Não, não há como ser indiferente. É entristecedor ver isso. A vida do ser humano, algo que dizem que nem mesmo existe dinheiro que a compre, valendo o preço de uma isolação acústica.
Não foi a segurança, nem a comanda, nem mesmo o fumaça etc. Foram fatores sequenciais que desembocaram nesta consequência. Foram infelizes os que partiram.
Mas sabe o que me deixa mais entristecido? É que com o passar dos dias, dos anos, não nos lembraremos mais de nenhuma dessas pessoas... se é que sabemos quem são hoje. Pessoas ilustres, futuros promissores; pessoas únicas; sorrisos únicos, formas de ver a vida de forma única. Nada irá continuar. Suas vidas tiveram um ponto final antes mesmo de começarem a escrevê-la o desenrolar da história. Quem sabe o que seriam? Poderiam ate quem sabe serem nossos amigos mais íntimos; nossas almas gêmeas... Quem sabe? Quem poderia saber do contrário? Mas agora, jamais saberemos. Talvez nossa ganância humana pare de suprimir nosso espírito. Seus familiares saberão,e somente eles se lembrarão para sempre.

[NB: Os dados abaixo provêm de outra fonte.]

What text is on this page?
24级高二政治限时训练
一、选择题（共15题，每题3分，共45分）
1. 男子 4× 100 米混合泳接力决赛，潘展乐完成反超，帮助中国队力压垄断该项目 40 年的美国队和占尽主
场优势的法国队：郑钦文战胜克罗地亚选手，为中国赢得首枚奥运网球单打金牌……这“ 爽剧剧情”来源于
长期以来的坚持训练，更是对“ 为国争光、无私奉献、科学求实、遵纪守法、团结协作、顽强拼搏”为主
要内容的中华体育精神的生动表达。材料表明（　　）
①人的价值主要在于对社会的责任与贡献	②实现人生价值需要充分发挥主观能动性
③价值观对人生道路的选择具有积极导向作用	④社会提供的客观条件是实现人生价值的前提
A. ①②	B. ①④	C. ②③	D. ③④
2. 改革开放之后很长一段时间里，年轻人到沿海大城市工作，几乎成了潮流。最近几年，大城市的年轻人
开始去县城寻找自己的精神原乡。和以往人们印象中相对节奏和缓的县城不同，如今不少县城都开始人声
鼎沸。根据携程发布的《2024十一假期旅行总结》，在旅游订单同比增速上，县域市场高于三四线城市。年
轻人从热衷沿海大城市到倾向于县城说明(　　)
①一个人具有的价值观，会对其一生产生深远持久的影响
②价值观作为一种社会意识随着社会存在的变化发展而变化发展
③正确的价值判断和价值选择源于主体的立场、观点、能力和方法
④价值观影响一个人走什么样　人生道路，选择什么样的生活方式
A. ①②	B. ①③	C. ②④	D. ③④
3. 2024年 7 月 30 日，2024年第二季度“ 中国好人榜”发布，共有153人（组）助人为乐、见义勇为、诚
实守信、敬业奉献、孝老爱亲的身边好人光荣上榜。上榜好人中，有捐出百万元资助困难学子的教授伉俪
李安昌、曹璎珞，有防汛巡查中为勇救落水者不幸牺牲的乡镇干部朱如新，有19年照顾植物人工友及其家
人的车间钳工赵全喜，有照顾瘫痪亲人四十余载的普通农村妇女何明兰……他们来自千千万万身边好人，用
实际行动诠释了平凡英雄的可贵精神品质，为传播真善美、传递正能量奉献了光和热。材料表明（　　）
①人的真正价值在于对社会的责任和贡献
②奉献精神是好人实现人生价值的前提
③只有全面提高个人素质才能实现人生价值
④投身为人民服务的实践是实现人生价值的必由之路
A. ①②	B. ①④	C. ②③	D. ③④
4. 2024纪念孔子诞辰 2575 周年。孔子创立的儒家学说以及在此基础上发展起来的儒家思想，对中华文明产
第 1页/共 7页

Um dia alguém lhes perguntará: "- Quem é este ou esta da foto? E a resposta será: este era meu filho; minha filha; meu marido, minha namorada na época... se foi em um incêndio que houve em uma boate de Santa Maria... Até hoje tento acreditar que era um pesadelo...
Mas seus nomes serão levados pelo vento do tempo, suas imagens serão sucumbidas... a vida é assim; amarga. Um dia todos nós seremos esquecidos, não importa quem sejamos, ou o que fizemos, mal lembrarão que existimos.